Alfalfa (Medicago sativa L.) is the most widely grown forage legume crop in the United States and many other countries. Despite its primary value as animal feed, alfalfa also diversifies farming production risks, provides a source of biologically fixed nitrogen for rotational crops, reduces soil erosion, cleans land and water contamination, disrupts pest cycles of annual rotation crops, and promotes soil carbon sequestration. Alfalfa is also a promising crop for use as a bioenergy feedstock .
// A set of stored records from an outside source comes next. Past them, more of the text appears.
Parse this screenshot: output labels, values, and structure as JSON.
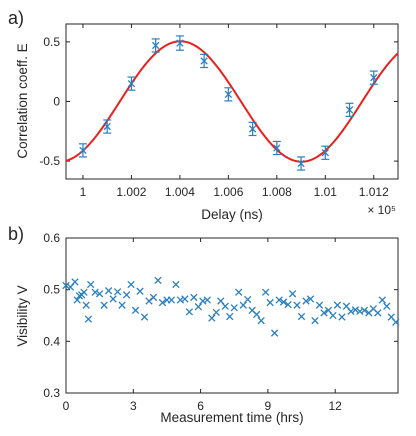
{
  "chart_data": [
    {
      "type": "scatter",
      "panel_label": "a)",
      "xlabel": "Delay (ns)",
      "ylabel": "Correlation coeff. E",
      "x_multiplier": "× 10⁵",
      "xlim": [
        0.9993,
        1.013
      ],
      "ylim": [
        -0.65,
        0.65
      ],
      "grid": false,
      "x_ticks": [
        1,
        1.002,
        1.004,
        1.006,
        1.008,
        1.01,
        1.012
      ],
      "x_tick_labels": [
        "1",
        "1.002",
        "1.004",
        "1.006",
        "1.008",
        "1.01",
        "1.012"
      ],
      "y_ticks": [
        -0.5,
        0,
        0.5
      ],
      "y_tick_labels": [
        "-0.5",
        "0",
        "0.5"
      ],
      "series": [
        {
          "style": "x-markers-with-errorbars",
          "color": "#2a7fc1",
          "x": [
            1.0,
            1.001,
            1.002,
            1.003,
            1.004,
            1.005,
            1.006,
            1.007,
            1.008,
            1.009,
            1.01,
            1.011,
            1.012
          ],
          "y": [
            -0.41,
            -0.21,
            0.15,
            0.47,
            0.49,
            0.34,
            0.06,
            -0.23,
            -0.39,
            -0.52,
            -0.43,
            -0.07,
            0.2
          ],
          "err": [
            0.055,
            0.055,
            0.055,
            0.055,
            0.06,
            0.055,
            0.055,
            0.055,
            0.055,
            0.055,
            0.055,
            0.055,
            0.055
          ]
        },
        {
          "style": "line",
          "color": "#e8201e",
          "fit": {
            "amplitude": 0.505,
            "center": 1.00402,
            "period": 0.01
          }
        }
      ]
    },
    {
      "type": "scatter",
      "panel_label": "b)",
      "xlabel": "Measurement time (hrs)",
      "ylabel": "Visibility V",
      "xlim": [
        0,
        14.8
      ],
      "ylim": [
        0.3,
        0.6
      ],
      "grid": false,
      "x_ticks": [
        0,
        3,
        6,
        9,
        12
      ],
      "x_tick_labels": [
        "0",
        "3",
        "6",
        "9",
        "12"
      ],
      "y_ticks": [
        0.3,
        0.4,
        0.5,
        0.6
      ],
      "y_tick_labels": [
        "0.3",
        "0.4",
        "0.5",
        "0.6"
      ],
      "series": [
        {
          "style": "x-markers",
          "color": "#2a7fc1",
          "x": [
            0.0,
            0.2,
            0.4,
            0.5,
            0.6,
            0.7,
            0.8,
            0.9,
            1.0,
            1.1,
            1.3,
            1.5,
            1.7,
            1.9,
            2.1,
            2.3,
            2.5,
            2.7,
            2.9,
            3.1,
            3.3,
            3.5,
            3.7,
            3.9,
            4.1,
            4.3,
            4.5,
            4.7,
            4.9,
            5.1,
            5.3,
            5.5,
            5.7,
            5.9,
            6.1,
            6.3,
            6.5,
            6.7,
            6.9,
            7.1,
            7.3,
            7.5,
            7.7,
            7.9,
            8.1,
            8.3,
            8.5,
            8.7,
            8.9,
            9.1,
            9.3,
            9.5,
            9.7,
            9.9,
            10.1,
            10.3,
            10.5,
            10.7,
            10.9,
            11.1,
            11.3,
            11.5,
            11.7,
            11.9,
            12.1,
            12.3,
            12.5,
            12.7,
            12.9,
            13.1,
            13.3,
            13.5,
            13.7,
            13.9,
            14.1,
            14.3,
            14.5,
            14.7
          ],
          "y": [
            0.508,
            0.505,
            0.515,
            0.48,
            0.488,
            0.49,
            0.495,
            0.47,
            0.443,
            0.51,
            0.495,
            0.492,
            0.47,
            0.498,
            0.482,
            0.496,
            0.47,
            0.49,
            0.51,
            0.46,
            0.497,
            0.447,
            0.478,
            0.485,
            0.518,
            0.475,
            0.48,
            0.48,
            0.51,
            0.48,
            0.482,
            0.457,
            0.485,
            0.467,
            0.478,
            0.48,
            0.445,
            0.456,
            0.478,
            0.468,
            0.448,
            0.465,
            0.495,
            0.47,
            0.481,
            0.46,
            0.452,
            0.44,
            0.495,
            0.475,
            0.416,
            0.48,
            0.476,
            0.471,
            0.492,
            0.47,
            0.448,
            0.478,
            0.482,
            0.44,
            0.47,
            0.455,
            0.46,
            0.45,
            0.47,
            0.447,
            0.468,
            0.458,
            0.461,
            0.458,
            0.46,
            0.455,
            0.463,
            0.455,
            0.48,
            0.468,
            0.447,
            0.437
          ]
        }
      ]
    }
  ]
}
Changing trends to multipurpose uses increases demand for alfalfa. However, the production of alfalfa is challenged by adverse environmental stress factor such as water deficit. Of the world’s usable water resources, 80% is currently consumed by irrigated agriculture. This level of consumption by agriculture is likely not sustainable. Future population growth will require more water for domestic, municipal, industrial, and environmental uses. The most realistic solution is to reallocate a portion of the water currently used by agriculture. Reducing agricultural water use by 10% would increase the amount of water available for other purposes by up to 50% . However, with the world population predicted to reach 9.6 billion by 2050, agriculture is challenged to produce more with less water inputs. This will require substantially more efficient crop production from a smaller irrigation water resource. As a consequence, improving drought resistance and water use efficiency (WUE) is a key for sustainable agriculture. The hotter drier climate predicted with global climate change also makes it imperative that climate resilient crops be developed.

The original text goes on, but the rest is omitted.